Flag Day is a chance to celebrate that symbol and all that it has come to represent. The first Flag Day on June 14, 1923 was when the National Flag Conference established the U.S. Flag Code — the first set of federal regulations concerning the display and handling of the U.S. flag.
In Greenwood, two organizations will be working on Flag Day, one to celebrate the banner flying high, and the other to respectfully dispose of flags that are no longer in flying condition.
The Knights of Columbus at Our Lady of Lourdes Catholic Church is sponsoring the S.C. Festival of Flowers Flag Day Ceremony from 6 to 7 p.m. Friday in front of Howard’s on Main. The feather-topped chapeaus adorning the knights’ heads and ceremonial swords at their hips are the regalia of the highest order in the Knights of Columbus, said local member Dave Putman.

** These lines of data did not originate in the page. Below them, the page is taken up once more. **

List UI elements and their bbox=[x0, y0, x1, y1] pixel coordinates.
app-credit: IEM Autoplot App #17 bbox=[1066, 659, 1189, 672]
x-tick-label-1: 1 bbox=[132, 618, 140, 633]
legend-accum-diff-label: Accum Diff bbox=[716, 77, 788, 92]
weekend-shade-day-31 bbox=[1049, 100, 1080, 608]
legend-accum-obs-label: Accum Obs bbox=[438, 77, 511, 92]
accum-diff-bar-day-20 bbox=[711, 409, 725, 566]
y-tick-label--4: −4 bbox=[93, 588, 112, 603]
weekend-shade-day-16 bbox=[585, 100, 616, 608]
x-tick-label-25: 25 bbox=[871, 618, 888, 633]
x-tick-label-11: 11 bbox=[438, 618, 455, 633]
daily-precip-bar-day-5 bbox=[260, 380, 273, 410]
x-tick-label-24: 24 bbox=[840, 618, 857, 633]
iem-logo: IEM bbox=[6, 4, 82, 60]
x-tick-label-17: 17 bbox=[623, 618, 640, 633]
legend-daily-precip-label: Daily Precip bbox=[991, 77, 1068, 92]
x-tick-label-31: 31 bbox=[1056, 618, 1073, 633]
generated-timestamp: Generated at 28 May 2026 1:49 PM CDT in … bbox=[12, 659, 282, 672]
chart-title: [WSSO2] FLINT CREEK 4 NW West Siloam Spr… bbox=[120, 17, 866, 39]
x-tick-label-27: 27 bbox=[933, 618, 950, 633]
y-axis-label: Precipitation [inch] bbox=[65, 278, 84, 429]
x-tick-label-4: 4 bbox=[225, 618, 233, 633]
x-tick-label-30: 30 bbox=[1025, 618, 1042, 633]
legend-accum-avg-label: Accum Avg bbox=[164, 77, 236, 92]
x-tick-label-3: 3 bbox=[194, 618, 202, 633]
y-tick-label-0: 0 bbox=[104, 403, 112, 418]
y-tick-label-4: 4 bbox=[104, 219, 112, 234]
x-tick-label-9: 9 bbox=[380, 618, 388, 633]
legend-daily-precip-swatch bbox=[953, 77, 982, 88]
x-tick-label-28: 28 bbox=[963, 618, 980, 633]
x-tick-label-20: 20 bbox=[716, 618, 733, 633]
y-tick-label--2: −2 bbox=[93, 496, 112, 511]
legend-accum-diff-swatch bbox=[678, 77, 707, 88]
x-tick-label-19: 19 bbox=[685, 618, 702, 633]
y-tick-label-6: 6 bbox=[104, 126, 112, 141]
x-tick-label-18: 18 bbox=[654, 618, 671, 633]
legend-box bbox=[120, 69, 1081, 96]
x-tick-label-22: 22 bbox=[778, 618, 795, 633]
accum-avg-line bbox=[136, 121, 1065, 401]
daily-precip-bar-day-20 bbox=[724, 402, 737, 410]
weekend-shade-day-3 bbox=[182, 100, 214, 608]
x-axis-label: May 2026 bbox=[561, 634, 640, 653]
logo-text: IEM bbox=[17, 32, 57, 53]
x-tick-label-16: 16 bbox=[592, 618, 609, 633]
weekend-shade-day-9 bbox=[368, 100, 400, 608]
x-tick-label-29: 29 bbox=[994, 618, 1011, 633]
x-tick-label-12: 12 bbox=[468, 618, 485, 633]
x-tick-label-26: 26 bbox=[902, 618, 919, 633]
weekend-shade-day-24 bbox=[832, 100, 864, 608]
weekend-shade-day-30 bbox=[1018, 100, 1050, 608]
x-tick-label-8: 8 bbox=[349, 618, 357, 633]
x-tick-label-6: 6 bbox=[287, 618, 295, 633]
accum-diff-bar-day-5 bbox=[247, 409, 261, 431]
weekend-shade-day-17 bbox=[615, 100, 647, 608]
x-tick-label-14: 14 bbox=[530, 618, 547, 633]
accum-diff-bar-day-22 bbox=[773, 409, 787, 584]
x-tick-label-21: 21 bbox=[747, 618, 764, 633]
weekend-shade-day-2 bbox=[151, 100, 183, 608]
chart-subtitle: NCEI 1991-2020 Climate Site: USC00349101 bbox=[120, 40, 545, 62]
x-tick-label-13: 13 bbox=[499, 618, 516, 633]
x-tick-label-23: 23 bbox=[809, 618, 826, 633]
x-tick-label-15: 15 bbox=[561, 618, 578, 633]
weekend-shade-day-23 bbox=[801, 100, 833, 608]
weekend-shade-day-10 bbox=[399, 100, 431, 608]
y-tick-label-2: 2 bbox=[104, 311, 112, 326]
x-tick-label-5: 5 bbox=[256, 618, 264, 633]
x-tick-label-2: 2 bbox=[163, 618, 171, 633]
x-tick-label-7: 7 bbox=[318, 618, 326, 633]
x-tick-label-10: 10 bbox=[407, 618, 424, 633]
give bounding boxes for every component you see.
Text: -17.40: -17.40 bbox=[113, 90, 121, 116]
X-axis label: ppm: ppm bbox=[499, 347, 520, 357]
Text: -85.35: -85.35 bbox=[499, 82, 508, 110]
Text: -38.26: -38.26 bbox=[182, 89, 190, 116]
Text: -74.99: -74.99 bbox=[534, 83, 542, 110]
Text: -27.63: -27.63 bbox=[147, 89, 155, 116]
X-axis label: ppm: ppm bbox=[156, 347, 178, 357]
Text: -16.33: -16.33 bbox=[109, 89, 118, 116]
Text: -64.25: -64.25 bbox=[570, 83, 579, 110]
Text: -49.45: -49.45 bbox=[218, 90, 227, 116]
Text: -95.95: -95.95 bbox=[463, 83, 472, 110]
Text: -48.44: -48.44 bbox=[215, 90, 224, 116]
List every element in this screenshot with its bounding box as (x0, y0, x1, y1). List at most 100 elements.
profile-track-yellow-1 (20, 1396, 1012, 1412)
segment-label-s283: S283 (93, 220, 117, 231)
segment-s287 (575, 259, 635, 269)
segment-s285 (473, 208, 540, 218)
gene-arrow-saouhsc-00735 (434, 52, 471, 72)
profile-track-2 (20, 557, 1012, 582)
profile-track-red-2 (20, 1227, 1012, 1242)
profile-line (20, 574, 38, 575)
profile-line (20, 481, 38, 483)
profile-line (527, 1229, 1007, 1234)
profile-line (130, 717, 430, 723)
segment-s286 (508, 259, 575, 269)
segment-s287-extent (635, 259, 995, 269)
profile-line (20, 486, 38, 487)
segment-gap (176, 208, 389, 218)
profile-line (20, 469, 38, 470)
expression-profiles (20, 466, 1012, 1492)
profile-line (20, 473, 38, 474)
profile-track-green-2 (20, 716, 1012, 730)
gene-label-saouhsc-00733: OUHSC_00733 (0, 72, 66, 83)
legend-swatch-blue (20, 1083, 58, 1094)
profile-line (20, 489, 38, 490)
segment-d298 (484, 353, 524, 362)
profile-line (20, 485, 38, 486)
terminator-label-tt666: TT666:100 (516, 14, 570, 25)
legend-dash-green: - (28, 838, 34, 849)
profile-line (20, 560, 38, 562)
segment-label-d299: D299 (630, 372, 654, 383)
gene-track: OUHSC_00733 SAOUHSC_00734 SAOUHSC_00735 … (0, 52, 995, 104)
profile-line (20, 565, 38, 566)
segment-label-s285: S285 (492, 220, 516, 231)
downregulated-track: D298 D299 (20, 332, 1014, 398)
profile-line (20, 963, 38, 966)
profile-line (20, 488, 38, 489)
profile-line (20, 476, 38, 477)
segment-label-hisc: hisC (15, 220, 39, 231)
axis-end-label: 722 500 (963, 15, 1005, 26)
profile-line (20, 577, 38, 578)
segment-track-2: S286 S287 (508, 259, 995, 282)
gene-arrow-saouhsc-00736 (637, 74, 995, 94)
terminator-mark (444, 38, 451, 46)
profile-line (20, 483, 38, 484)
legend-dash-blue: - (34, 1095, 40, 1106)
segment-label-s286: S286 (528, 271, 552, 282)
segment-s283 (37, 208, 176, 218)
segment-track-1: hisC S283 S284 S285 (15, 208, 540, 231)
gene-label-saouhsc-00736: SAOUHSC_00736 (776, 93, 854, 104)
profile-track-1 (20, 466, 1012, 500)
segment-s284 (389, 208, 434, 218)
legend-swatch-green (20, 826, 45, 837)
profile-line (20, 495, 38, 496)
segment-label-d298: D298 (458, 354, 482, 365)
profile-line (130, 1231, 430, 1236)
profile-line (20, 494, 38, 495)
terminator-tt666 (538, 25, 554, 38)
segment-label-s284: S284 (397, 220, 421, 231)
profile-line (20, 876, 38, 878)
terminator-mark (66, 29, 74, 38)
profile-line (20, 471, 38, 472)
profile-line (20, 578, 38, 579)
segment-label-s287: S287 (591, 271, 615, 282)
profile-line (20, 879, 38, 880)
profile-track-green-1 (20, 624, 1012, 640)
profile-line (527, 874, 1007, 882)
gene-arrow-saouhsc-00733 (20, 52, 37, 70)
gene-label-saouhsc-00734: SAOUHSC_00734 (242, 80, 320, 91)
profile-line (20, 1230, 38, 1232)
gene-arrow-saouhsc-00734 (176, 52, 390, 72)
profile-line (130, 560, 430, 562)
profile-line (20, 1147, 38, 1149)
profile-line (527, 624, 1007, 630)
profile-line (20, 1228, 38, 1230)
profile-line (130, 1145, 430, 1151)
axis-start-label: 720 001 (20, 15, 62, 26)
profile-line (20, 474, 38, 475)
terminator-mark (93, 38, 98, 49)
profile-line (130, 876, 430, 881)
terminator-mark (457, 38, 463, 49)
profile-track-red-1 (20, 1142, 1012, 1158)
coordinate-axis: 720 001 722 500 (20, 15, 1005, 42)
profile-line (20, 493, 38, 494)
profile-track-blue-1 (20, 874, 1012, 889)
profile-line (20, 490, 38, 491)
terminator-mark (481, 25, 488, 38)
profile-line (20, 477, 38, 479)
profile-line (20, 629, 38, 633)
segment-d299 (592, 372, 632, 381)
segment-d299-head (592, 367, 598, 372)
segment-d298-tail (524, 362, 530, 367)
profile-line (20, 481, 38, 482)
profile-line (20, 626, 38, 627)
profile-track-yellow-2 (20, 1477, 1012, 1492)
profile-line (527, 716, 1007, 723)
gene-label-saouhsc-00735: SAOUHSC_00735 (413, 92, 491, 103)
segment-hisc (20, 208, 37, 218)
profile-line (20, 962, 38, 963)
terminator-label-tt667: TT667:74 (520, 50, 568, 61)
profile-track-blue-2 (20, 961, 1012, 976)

The Knights of Columbus are an international Catholic fraternal organization championing four basic tenets, known in the group as “degrees.” The degrees, in order, are charity, fraternity, unity and patriotism, and each represents a new tier for members in the order.
“Only fourth-degree knights may wear the color guard uniforms,” Putman said. “Many Catholic veterans and military men ascend to the fourth degree. Only about 10 percent of KC’s are fourth degree, but many of them are veterans.”
This highest rank comes with certain responsibilities and expectations, including assisting in special masses at the church, performing color guard duties at brother knights’ funerals and participating in events, such as parades and Friday’s Flag Day celebration.
“We value very highly the freedoms that we have in the United States, one of which is to publicly celebrate the flag that represents the sacrifices made to give us these freedoms,” Putman said.
While the Knights of Columbus will celebrate the flag flying high, the flag code says that once a flag is damaged to the point where it’s no longer fitting for display, it should be respectfully destroyed. The preferred method, according to the flag code, is by burning.
That’s what American Legion Post 20 members do annually on Flag Day, gathering to dispose of the flags they’ve collected from people throughout the community. Terry Weeks, of Post 20, said this year’s retirement ceremony will be at 10 a.m. Friday at the Lander Legion Hall — the former Post 20 building at 806 Calhoun Ave.
“Everyone is invited to this ceremony, as we retire the flags with the dignity they deserve,” Weeks said. “We don’t just put the flags in a burn pile; we handle it with some ceremony and respect.”
Anyone with flags to be retired can drop them off at the green drop box behind the Greenwood County Veterans Center, or the box at the Greenwood County Library. There’s another box at the American Legion Post 224 building at 1310 E. Cambridge Ave.